Bay Collective, the multi-club ownership group backed by U.S. private equity firm Sixth Street, has completed its majority takeover of Sunderland Women, with WSL approval now granted. The group holds 80 per cent; Sunderland retain a minority stake and, crucially, a genuine say in how the club is run.
Sixth Street are not small players. They paid a then-record $53 million expansion fee to put Bay FC into the NWSL in 2023, and hold revenue-sharing agreements with both Barcelona and Real Madrid. The financial firepower is real. What Cossington is selling, though, is patience.
Sustainable build, not a quick fix
"Will we see a high volume into player salaries in year one? No," Cossington said plainly. "But we'll see a difference, and a difference in all of the other components as well."
That's a measured line from someone who knows women's football deeply. Cossington spent 20 years at the FA — she oversaw the appointment of Sarina Wiegman, coached a 2009 under-19 European Championship-winning side that included Lucy Bronze and Jordan Nobbs (both Sunderland academy products at the time), and was awarded an MBE in 2024. This isn't a private equity firm parachuting in someone to read spreadsheets. She knows the ecosystem.
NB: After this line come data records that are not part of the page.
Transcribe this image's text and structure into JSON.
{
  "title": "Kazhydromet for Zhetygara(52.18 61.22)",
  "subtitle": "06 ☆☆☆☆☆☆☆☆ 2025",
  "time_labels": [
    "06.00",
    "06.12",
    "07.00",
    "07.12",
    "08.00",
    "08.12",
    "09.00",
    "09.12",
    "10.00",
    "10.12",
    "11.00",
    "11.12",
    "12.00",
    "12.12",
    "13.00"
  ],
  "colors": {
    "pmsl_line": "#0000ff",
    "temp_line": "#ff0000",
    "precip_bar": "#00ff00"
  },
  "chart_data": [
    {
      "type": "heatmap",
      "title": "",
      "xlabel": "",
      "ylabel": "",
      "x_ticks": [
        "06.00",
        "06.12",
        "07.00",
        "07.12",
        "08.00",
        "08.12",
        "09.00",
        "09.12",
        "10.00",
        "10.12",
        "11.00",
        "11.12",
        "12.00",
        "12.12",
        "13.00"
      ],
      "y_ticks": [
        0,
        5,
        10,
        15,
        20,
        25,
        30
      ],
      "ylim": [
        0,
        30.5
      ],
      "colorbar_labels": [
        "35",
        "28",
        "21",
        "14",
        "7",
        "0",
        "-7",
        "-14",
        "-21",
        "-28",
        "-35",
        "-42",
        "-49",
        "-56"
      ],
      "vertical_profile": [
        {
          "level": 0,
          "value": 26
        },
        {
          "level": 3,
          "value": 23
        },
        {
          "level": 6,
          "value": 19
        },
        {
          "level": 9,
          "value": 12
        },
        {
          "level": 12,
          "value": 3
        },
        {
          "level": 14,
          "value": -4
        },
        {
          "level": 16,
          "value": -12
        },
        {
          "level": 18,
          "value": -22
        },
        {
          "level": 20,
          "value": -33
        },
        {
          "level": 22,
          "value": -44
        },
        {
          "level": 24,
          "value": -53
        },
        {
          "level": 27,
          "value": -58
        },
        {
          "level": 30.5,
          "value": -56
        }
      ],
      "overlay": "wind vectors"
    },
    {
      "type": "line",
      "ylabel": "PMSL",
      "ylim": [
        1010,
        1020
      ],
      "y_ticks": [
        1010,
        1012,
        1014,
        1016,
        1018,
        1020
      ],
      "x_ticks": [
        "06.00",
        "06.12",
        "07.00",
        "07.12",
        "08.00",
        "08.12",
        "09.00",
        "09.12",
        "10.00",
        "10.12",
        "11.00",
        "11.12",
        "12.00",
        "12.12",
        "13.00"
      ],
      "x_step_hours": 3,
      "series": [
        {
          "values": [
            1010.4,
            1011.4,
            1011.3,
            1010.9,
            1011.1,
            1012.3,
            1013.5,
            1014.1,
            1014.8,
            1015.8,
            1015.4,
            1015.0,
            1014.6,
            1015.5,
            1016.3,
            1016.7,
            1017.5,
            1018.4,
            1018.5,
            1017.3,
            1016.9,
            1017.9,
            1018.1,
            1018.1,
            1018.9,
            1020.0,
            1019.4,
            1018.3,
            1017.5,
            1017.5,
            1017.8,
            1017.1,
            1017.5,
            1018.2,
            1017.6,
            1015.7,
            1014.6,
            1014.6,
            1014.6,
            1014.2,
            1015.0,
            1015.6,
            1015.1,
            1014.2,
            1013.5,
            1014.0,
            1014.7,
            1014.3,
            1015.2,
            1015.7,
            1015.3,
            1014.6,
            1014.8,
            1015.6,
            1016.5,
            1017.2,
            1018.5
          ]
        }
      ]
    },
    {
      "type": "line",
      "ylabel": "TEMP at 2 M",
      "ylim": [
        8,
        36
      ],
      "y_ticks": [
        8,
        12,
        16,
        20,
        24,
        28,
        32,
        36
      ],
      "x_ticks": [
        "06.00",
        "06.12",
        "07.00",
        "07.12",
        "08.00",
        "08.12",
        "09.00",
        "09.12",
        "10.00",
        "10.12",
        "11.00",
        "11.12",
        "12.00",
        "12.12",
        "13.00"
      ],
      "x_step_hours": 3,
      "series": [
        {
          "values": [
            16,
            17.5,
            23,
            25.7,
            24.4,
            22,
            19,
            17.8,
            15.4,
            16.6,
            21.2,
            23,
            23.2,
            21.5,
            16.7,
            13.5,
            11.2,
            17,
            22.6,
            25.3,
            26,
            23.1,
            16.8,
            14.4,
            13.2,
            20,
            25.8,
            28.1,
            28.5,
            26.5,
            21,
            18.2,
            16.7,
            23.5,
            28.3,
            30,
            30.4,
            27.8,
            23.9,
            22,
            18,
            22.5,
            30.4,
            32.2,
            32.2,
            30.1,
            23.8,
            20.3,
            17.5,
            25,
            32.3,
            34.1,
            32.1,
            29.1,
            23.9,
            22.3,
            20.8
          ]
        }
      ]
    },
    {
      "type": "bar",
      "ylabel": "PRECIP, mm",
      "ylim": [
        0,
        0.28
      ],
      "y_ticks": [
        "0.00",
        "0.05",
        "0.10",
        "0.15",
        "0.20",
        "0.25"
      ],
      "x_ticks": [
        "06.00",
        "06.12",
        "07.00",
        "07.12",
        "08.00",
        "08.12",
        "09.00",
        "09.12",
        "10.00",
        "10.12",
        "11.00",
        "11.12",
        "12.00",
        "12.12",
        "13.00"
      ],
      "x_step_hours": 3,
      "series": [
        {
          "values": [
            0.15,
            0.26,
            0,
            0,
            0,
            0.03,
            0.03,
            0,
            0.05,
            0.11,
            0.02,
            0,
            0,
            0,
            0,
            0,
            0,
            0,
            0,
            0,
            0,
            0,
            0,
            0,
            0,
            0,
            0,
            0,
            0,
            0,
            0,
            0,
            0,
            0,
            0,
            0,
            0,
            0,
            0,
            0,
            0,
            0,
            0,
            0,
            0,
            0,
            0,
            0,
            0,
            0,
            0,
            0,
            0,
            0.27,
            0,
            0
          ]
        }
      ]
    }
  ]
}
Sunderland haven't been in the WSL since 2017. Their budget in the Championship has been among the lowest across both WSL tiers. The previous ownership group under former chairman Stewart Donald let spending collapse to near-zero. Kyril Louis-Dreyfus reversed that decline when he took over the men's club in 2021, but the women's team never fully caught the wave.
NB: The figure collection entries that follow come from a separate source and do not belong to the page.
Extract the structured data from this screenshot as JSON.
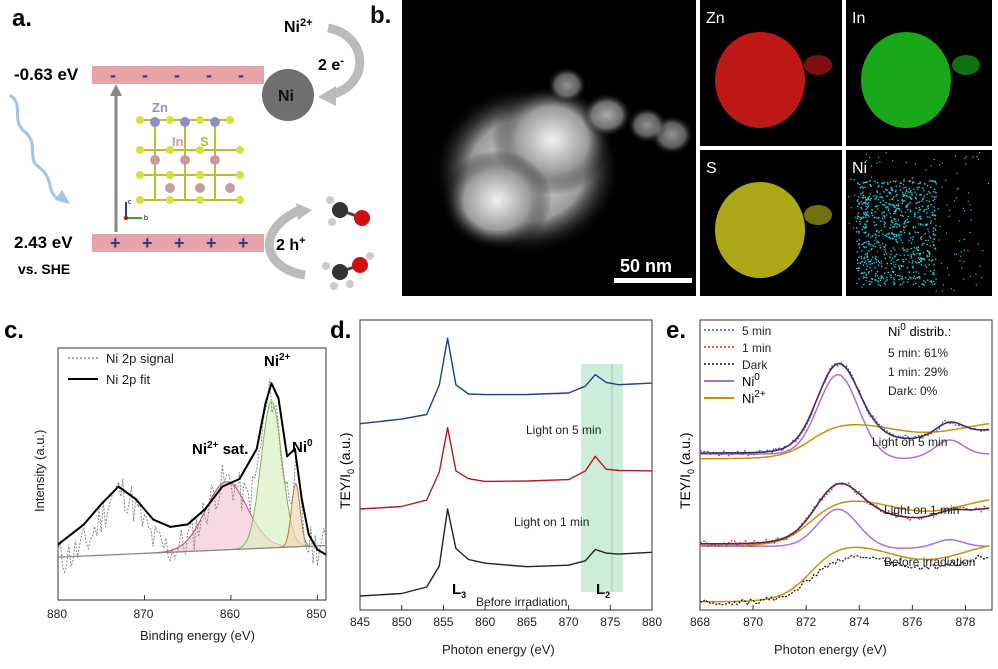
{
  "panel_a": {
    "label": "a.",
    "cb_energy": "-0.63 eV",
    "vb_energy": "2.43 eV",
    "ref": "vs. SHE",
    "ni_ion": "Ni",
    "ni_ion_sup": "2+",
    "electrons": "2 e",
    "electrons_sup": "-",
    "ni_metal": "Ni",
    "holes": "2 h",
    "holes_sup": "+",
    "atom_labels": [
      "Zn",
      "In",
      "S"
    ],
    "axis_labels": [
      "c",
      "b"
    ],
    "colors": {
      "band": "#e7a3a8",
      "zn": "#8f8fc8",
      "in": "#c99aa6",
      "s": "#d8e03a",
      "ni": "#6f6f6f"
    }
  },
  "panel_b": {
    "label": "b.",
    "scale_bar": "50 nm",
    "maps": [
      {
        "name": "Zn",
        "color": "#ff2020"
      },
      {
        "name": "In",
        "color": "#22e022"
      },
      {
        "name": "S",
        "color": "#e6e020"
      },
      {
        "name": "Ni",
        "color": "#20d0e0"
      }
    ]
  },
  "chart_data": [
    {
      "panel": "c.",
      "type": "line",
      "xlabel": "Binding energy (eV)",
      "ylabel": "Intensity (a.u.)",
      "xlim": [
        880,
        849
      ],
      "xticks": [
        880,
        870,
        860,
        850
      ],
      "series": [
        {
          "name": "Ni 2p signal",
          "style": "dotted",
          "color": "#888888"
        },
        {
          "name": "Ni 2p fit",
          "style": "solid",
          "color": "#000000",
          "x": [
            880,
            877,
            875,
            873,
            871,
            869,
            867,
            865,
            863,
            861,
            859,
            857,
            856,
            855.3,
            854.5,
            853.5,
            852.6,
            851.8,
            851,
            850,
            849
          ],
          "y": [
            0.22,
            0.3,
            0.38,
            0.45,
            0.4,
            0.32,
            0.29,
            0.3,
            0.36,
            0.45,
            0.48,
            0.6,
            0.78,
            0.86,
            0.8,
            0.57,
            0.6,
            0.4,
            0.26,
            0.2,
            0.18
          ]
        }
      ],
      "annotations": [
        {
          "text": "Ni",
          "sup": "2+",
          "after": " sat."
        },
        {
          "text": "Ni",
          "sup": "2+",
          "after": ""
        },
        {
          "text": "Ni",
          "sup": "0",
          "after": ""
        }
      ]
    },
    {
      "panel": "d.",
      "type": "line",
      "xlabel": "Photon energy (eV)",
      "ylabel_main": "TEY/I",
      "ylabel_sub": "0",
      "ylabel_after": " (a.u.)",
      "xlim": [
        845,
        880
      ],
      "xticks": [
        845,
        850,
        855,
        860,
        865,
        870,
        875,
        880
      ],
      "x": [
        845,
        850,
        853,
        854.5,
        855.5,
        856.5,
        858,
        860,
        865,
        870,
        872,
        873.2,
        874.5,
        876,
        880
      ],
      "series": [
        {
          "name": "Light on 5 min",
          "color": "#1f3f8f",
          "offset": 2.0,
          "y": [
            0,
            0.05,
            0.12,
            0.45,
            1.0,
            0.45,
            0.36,
            0.34,
            0.34,
            0.36,
            0.45,
            0.58,
            0.48,
            0.46,
            0.48
          ]
        },
        {
          "name": "Light on 1 min",
          "color": "#b01c1c",
          "offset": 1.0,
          "y": [
            0,
            0.05,
            0.12,
            0.45,
            0.95,
            0.45,
            0.36,
            0.34,
            0.34,
            0.36,
            0.45,
            0.62,
            0.48,
            0.45,
            0.46
          ]
        },
        {
          "name": "Before irradiation",
          "color": "#222222",
          "offset": 0.0,
          "y": [
            0,
            0.03,
            0.1,
            0.35,
            1.0,
            0.55,
            0.42,
            0.37,
            0.34,
            0.35,
            0.42,
            0.55,
            0.5,
            0.48,
            0.5
          ]
        }
      ],
      "highlight_range": [
        871.5,
        876.5
      ],
      "edge_labels": [
        {
          "text": "L",
          "sub": "3"
        },
        {
          "text": "L",
          "sub": "2"
        }
      ]
    },
    {
      "panel": "e.",
      "type": "line",
      "xlabel": "Photon energy (eV)",
      "ylabel_main": "TEY/I",
      "ylabel_sub": "0",
      "ylabel_after": " (a.u.)",
      "xlim": [
        868,
        879
      ],
      "xticks": [
        868,
        870,
        872,
        874,
        876,
        878
      ],
      "legend": [
        {
          "name": "5 min",
          "style": "dotted",
          "color": "#3060d0"
        },
        {
          "name": "1 min",
          "style": "dotted",
          "color": "#d03030"
        },
        {
          "name": "Dark",
          "style": "dotted",
          "color": "#111111"
        },
        {
          "name": "Ni",
          "sup": "0",
          "style": "solid",
          "color": "#b070d0"
        },
        {
          "name": "Ni",
          "sup": "2+",
          "style": "solid",
          "color": "#c8920a"
        }
      ],
      "distrib_title": "Ni",
      "distrib_sup": "0",
      "distrib_after": " distrib.:",
      "distrib": [
        "5 min: 61%",
        "1 min: 29%",
        "Dark: 0%"
      ],
      "curve_labels": [
        {
          "text": "Light on 5 min",
          "color": "#1f3f8f"
        },
        {
          "text": "Light on 1 min",
          "color": "#b01c1c"
        },
        {
          "text": "Before irradiation",
          "color": "#333333"
        }
      ]
    }
  ]
}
That changes now — gradually. The immediate hires signal intent: Hannah Forshaw, former Everton Women CEO and ex-Liverpool vice-president of club operations, has joined as a senior adviser. Commercial and football operations teams are being built out. Five commercial contracts between Bay Collective and Sunderland have been agreed, covering everything from intellectual property rights to revenue splits.
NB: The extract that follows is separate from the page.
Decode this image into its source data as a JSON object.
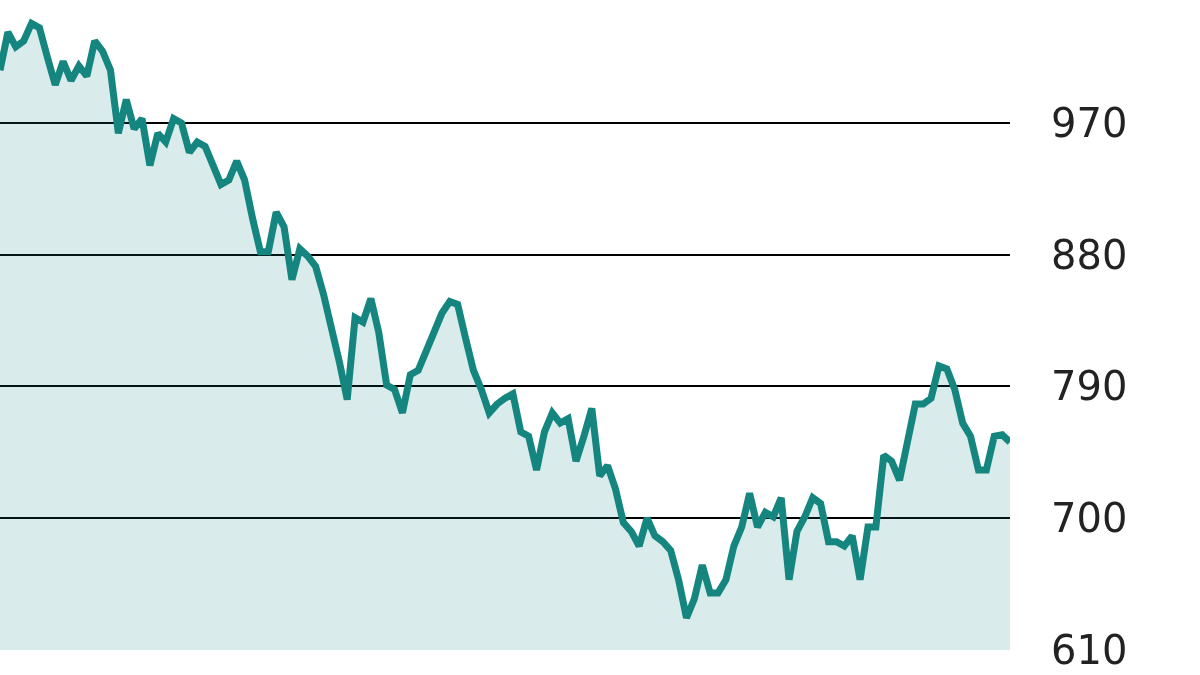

The academy angle is the real story
Sunderland's women's development history is extraordinary. Lucy Bronze, Jordan Nobbs, Jill Scott, Demi Stokes, Lucy Staniforth, Poppy Pattinson, Carly Telford — Lionesses, all of them, all came through the club's academy. That pipeline has survived partly because the Foundation of Light charity plugged funding gaps when the club couldn't. Over 800 girls currently take part in weekly Foundation training programmes. A single private donation from a supporter, secured after girls' teams were showcased at half-time of a men's game, has funded the academy for three years.
That arrangement was always fragile. Bay Collective want to bring the entire pathway under one roof at the Academy of Light, giving the girls' programme the same infrastructure the boys' teams have long had. "You want the girls to have the same opportunities the boys have had," said Jamie Wright, the Foundation's deputy CEO — acknowledging what everyone in women's football already knows: parity in access has never been guaranteed.
Cossington called Sunderland's academy "unique" and a key factor in attracting Bay Collective to the club. Bay FC are already building a state-of-the-art performance centre in San Francisco, due to open in 2027. No equivalent blueprint exists for Wearside yet, but it gives you a sense of the group's ceiling.
On matchdays, Sunderland Women currently play at Eppleton Colliery Welfare Ground — 2,500 capacity, 250 seats, eight miles from the city centre. A groundshare agreement with the men's club means that if promotion to the WSL is secured, all league home games move to the Stadium of Light. That's the carrot. Promotion is the goal, "as early as is feasibly possible" in Cossington's words.
As for the takeover price, both parties are keeping that locked down. Sunderland CEO Tom Burwell described it only as "a revenue multiple we're very proud of" — with Women's revenue for 2024-25 sitting at £872,000, the maths on what 80 per cent cost is left to imagination. What's clear is the proceeds aren't ring-fenced for anything specific, and Burwell flatly denied they'd be used to service the £19.8 million interest-free debt the club's owners are owed.
Sunderland are the fourth Premier League club to sell a share in their women's team to an external investor in two years, following Chelsea, Aston Villa, and Everton. Unlike those three, they didn't restructure the women's team internally first. They just sold — because the expertise to negotiate a private equity deal didn't exist inside the club, and they knew it.
"There wasn't an investment professional," Burwell acknowledged. "The expertise to actually complete a transaction with a private equity firm like Sixth Street needed to be from outside the club." That kind of honesty is either refreshing or damning depending on your view of how Sunderland Women were managed before this moment.